Morte no aeroporto: delator do PCC transportava mala com joias

Gritzbach voltava de Maceió com a namorada na sexta (8) quando foi executado no Aeroporto Internacional de São Paulo
Por: Brado Jornal 11.nov.2024 às 10h24
Morte no aeroporto: delator do PCC transportava mala com joias
Gritzbach levava na bagagem joias e objetos de valor que somavam mais de R$ 1 milhão — Foto: Reprodução

O delator do Primeiro Comando da Capital (PCC) Antônio Vinicius Lopes Gritzbach, executado no Aeroporto Internacional de São Paulo na sexta-feira (8), levava uma bagagem contendo mais de R$ 1 milhão em joias e objetos de valor no momento do crime.

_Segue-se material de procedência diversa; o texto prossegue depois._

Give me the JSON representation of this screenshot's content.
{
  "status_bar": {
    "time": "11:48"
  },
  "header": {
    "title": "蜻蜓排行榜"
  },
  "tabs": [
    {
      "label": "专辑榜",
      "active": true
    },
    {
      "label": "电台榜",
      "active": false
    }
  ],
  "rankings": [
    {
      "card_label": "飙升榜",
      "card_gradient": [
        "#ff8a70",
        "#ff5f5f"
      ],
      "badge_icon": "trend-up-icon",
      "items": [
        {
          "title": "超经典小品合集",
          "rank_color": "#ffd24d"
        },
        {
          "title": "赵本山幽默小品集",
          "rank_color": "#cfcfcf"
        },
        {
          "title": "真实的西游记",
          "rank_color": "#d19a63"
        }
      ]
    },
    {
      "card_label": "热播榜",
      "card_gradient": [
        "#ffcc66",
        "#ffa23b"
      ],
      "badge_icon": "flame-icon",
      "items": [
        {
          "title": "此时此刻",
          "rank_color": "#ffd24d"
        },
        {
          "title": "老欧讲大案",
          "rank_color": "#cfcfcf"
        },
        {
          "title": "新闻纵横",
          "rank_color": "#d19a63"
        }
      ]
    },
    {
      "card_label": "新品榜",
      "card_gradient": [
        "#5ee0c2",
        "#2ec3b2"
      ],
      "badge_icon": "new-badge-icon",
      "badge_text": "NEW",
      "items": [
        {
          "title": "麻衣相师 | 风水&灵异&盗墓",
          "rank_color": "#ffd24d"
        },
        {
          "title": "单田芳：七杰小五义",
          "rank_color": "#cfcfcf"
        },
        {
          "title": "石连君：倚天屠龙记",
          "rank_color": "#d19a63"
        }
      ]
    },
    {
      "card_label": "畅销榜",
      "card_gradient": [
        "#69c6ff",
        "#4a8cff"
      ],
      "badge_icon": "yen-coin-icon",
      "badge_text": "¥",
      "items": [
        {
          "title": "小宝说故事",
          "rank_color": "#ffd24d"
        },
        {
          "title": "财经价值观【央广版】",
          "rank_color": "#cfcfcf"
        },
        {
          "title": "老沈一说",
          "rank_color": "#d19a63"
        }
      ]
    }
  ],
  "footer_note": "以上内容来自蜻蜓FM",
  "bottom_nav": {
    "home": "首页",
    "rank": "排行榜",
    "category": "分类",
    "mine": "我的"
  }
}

A Polícia Civil investiga se as joias têm alguma relação com o assassinato do empresário, que entregou esquemas criminosos da facção criminosa paulista e de corrupção policial em depoimentos dados ao Ministério Público de São Paulo nos últimos meses.

Segundo o boletim de ocorrência, a bagagem trazida por Gritzbach da viagem a Maceió continha ao menos 38 itens de alto valor. Entre os itens, estão:

  • 11 anéis prateados com pedras rosadas, outras esverdeadas, em formas de coração e de pingo;
  • 6 pulseiras esverdeadas e douradas;
  • 2 colares prateados em forma de pingo e com pingentes;
  • 9 pares de brincos com pedras verdes, azuis e prateadas.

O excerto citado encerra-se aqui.